There is no sense of compulsion. There is only the universal “offer” of a vaccine to children – it is not compulsory. Children, young people and parents are given the choice, which, whatever the purely medical or scientific arguments, is probably the only reliable way forward, given the high chance of a wide acceptance of vaccination being accepted freely. The precision of the vaccination advice – one dose of one treatment, the Pfizer jab – is indicative of the care taken in making the recommendation to the four governments concerned.
The main criticism of the recent move is that it has come late. Why could it not have been taken and the injections administered before the schools returned? Earlier this year, the UK was in the forefront of the vaccination drive in the west, much to the relief of ministers who were under such severe pressure.
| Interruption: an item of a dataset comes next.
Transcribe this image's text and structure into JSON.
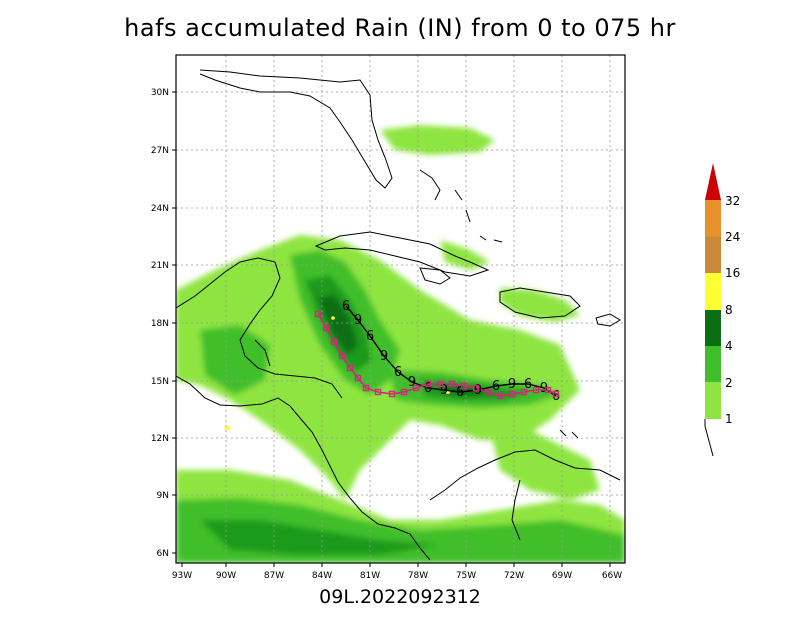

The period of deliberation has been necessarily long, but it remains the case that other comparable western nations, such as France, have moved more rapidly, even though their vaccination drives lagged behind for so long.
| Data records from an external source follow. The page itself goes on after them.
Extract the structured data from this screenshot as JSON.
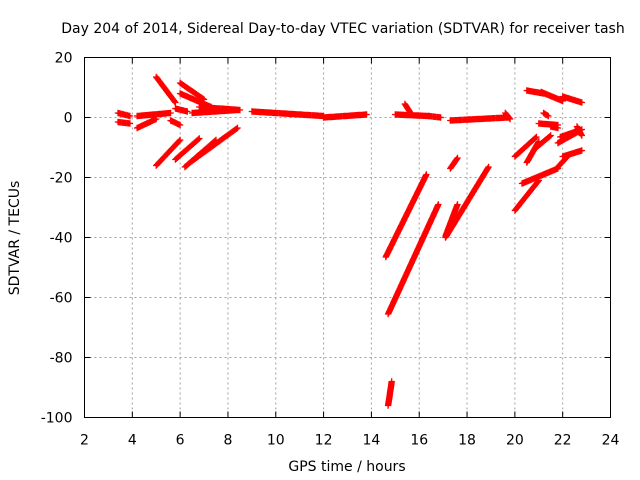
{
  "chart_data": {
    "type": "scatter",
    "title": "Day 204 of 2014, Sidereal Day-to-day VTEC variation (SDTVAR) for receiver tash",
    "xlabel": "GPS time / hours",
    "ylabel": "SDTVAR / TECUs",
    "xlim": [
      2,
      24
    ],
    "ylim": [
      -100,
      20
    ],
    "xticks": [
      "2",
      "4",
      "6",
      "8",
      "10",
      "12",
      "14",
      "16",
      "18",
      "20",
      "22",
      "24"
    ],
    "yticks": [
      "20",
      "0",
      "-20",
      "-40",
      "-60",
      "-80",
      "-100"
    ],
    "grid": true,
    "marker": "plus",
    "marker_color": "#ff0000",
    "segments": [
      {
        "x": [
          3.4,
          3.9
        ],
        "y": [
          1.5,
          0.5
        ]
      },
      {
        "x": [
          3.4,
          3.9
        ],
        "y": [
          -1.5,
          -2.0
        ]
      },
      {
        "x": [
          4.2,
          5.0
        ],
        "y": [
          -3.5,
          -0.5
        ]
      },
      {
        "x": [
          4.2,
          5.6
        ],
        "y": [
          0.5,
          1.5
        ]
      },
      {
        "x": [
          5.0,
          5.8
        ],
        "y": [
          13.5,
          5.0
        ]
      },
      {
        "x": [
          5.8,
          6.3
        ],
        "y": [
          3.0,
          2.0
        ]
      },
      {
        "x": [
          5.6,
          6.0
        ],
        "y": [
          -1.0,
          -2.5
        ]
      },
      {
        "x": [
          6.0,
          7.0
        ],
        "y": [
          11.5,
          6.0
        ]
      },
      {
        "x": [
          6.0,
          7.3
        ],
        "y": [
          8.0,
          3.5
        ]
      },
      {
        "x": [
          6.8,
          8.5
        ],
        "y": [
          3.5,
          2.5
        ]
      },
      {
        "x": [
          6.5,
          8.4
        ],
        "y": [
          1.5,
          2.5
        ]
      },
      {
        "x": [
          5.0,
          6.0
        ],
        "y": [
          -16.0,
          -7.5
        ]
      },
      {
        "x": [
          5.8,
          6.8
        ],
        "y": [
          -14.0,
          -7.0
        ]
      },
      {
        "x": [
          6.2,
          7.5
        ],
        "y": [
          -16.5,
          -7.5
        ]
      },
      {
        "x": [
          6.5,
          8.4
        ],
        "y": [
          -14.5,
          -3.5
        ]
      },
      {
        "x": [
          9.0,
          12.0
        ],
        "y": [
          2.0,
          0.5
        ]
      },
      {
        "x": [
          12.0,
          13.8
        ],
        "y": [
          0.0,
          1.0
        ]
      },
      {
        "x": [
          15.0,
          16.4
        ],
        "y": [
          1.0,
          0.5
        ]
      },
      {
        "x": [
          15.4,
          15.6
        ],
        "y": [
          4.5,
          2.0
        ]
      },
      {
        "x": [
          16.4,
          16.9
        ],
        "y": [
          0.5,
          0.0
        ]
      },
      {
        "x": [
          17.3,
          19.7
        ],
        "y": [
          -1.0,
          0.0
        ]
      },
      {
        "x": [
          19.6,
          19.8
        ],
        "y": [
          1.5,
          -0.5
        ]
      },
      {
        "x": [
          14.6,
          16.3
        ],
        "y": [
          -46.5,
          -19.0
        ]
      },
      {
        "x": [
          14.7,
          16.8
        ],
        "y": [
          -65.5,
          -29.0
        ]
      },
      {
        "x": [
          14.7,
          14.85
        ],
        "y": [
          -96.0,
          -88.0
        ]
      },
      {
        "x": [
          17.1,
          17.6
        ],
        "y": [
          -39.5,
          -29.0
        ]
      },
      {
        "x": [
          17.3,
          17.6
        ],
        "y": [
          -17.0,
          -13.5
        ]
      },
      {
        "x": [
          17.1,
          18.9
        ],
        "y": [
          -40.0,
          -16.5
        ]
      },
      {
        "x": [
          20.0,
          21.0
        ],
        "y": [
          -31.0,
          -21.0
        ]
      },
      {
        "x": [
          20.3,
          21.8
        ],
        "y": [
          -22.0,
          -17.0
        ]
      },
      {
        "x": [
          20.0,
          20.9
        ],
        "y": [
          -13.0,
          -6.5
        ]
      },
      {
        "x": [
          20.5,
          21.0
        ],
        "y": [
          -15.0,
          -8.0
        ]
      },
      {
        "x": [
          20.9,
          21.5
        ],
        "y": [
          -10.0,
          -6.0
        ]
      },
      {
        "x": [
          21.0,
          21.8
        ],
        "y": [
          -2.0,
          -2.5
        ]
      },
      {
        "x": [
          21.2,
          21.4
        ],
        "y": [
          1.5,
          0.5
        ]
      },
      {
        "x": [
          20.5,
          21.2
        ],
        "y": [
          9.0,
          8.0
        ]
      },
      {
        "x": [
          21.1,
          22.0
        ],
        "y": [
          8.5,
          5.5
        ]
      },
      {
        "x": [
          21.9,
          22.8
        ],
        "y": [
          -6.5,
          -4.0
        ]
      },
      {
        "x": [
          21.8,
          22.7
        ],
        "y": [
          -8.5,
          -4.5
        ]
      },
      {
        "x": [
          22.0,
          22.8
        ],
        "y": [
          -13.0,
          -11.0
        ]
      },
      {
        "x": [
          21.8,
          22.2
        ],
        "y": [
          -16.5,
          -13.0
        ]
      },
      {
        "x": [
          22.6,
          22.8
        ],
        "y": [
          -3.0,
          -6.0
        ]
      },
      {
        "x": [
          22.0,
          22.8
        ],
        "y": [
          7.0,
          5.0
        ]
      },
      {
        "x": [
          21.5,
          21.8
        ],
        "y": [
          -3.0,
          -3.5
        ]
      }
    ]
  }
}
The challenge now is to win the consent of children, parents and guardians by making sure they are well-informed. The most powerful argument is the advantage to their family life. Families, old and young, have to be able to see and meet one another, and the risks to older or more vulnerable members of any family of serious risk of illness or fatality from Covid are well observed. Lower-income families are less likely to be vaccinated, more likely to be in poorer health and their children are at disproportionate risk from serious and lasting disadvantage from school lockdowns.
It is among these groups, as ever, that general practitioners in particular meet the toughest problems. There should be task forces organised by local public health officials of willing parents, teachers, doctors, social workers and others to make sure that the case, on balance, for their children to be vaccinated is won, and for maximum ease of delivering the jabs, probably in schools themselves. The response among the population as a whole to the vaccine drive suggests that this extension to younger people will be a great success. They need to get on with it, though.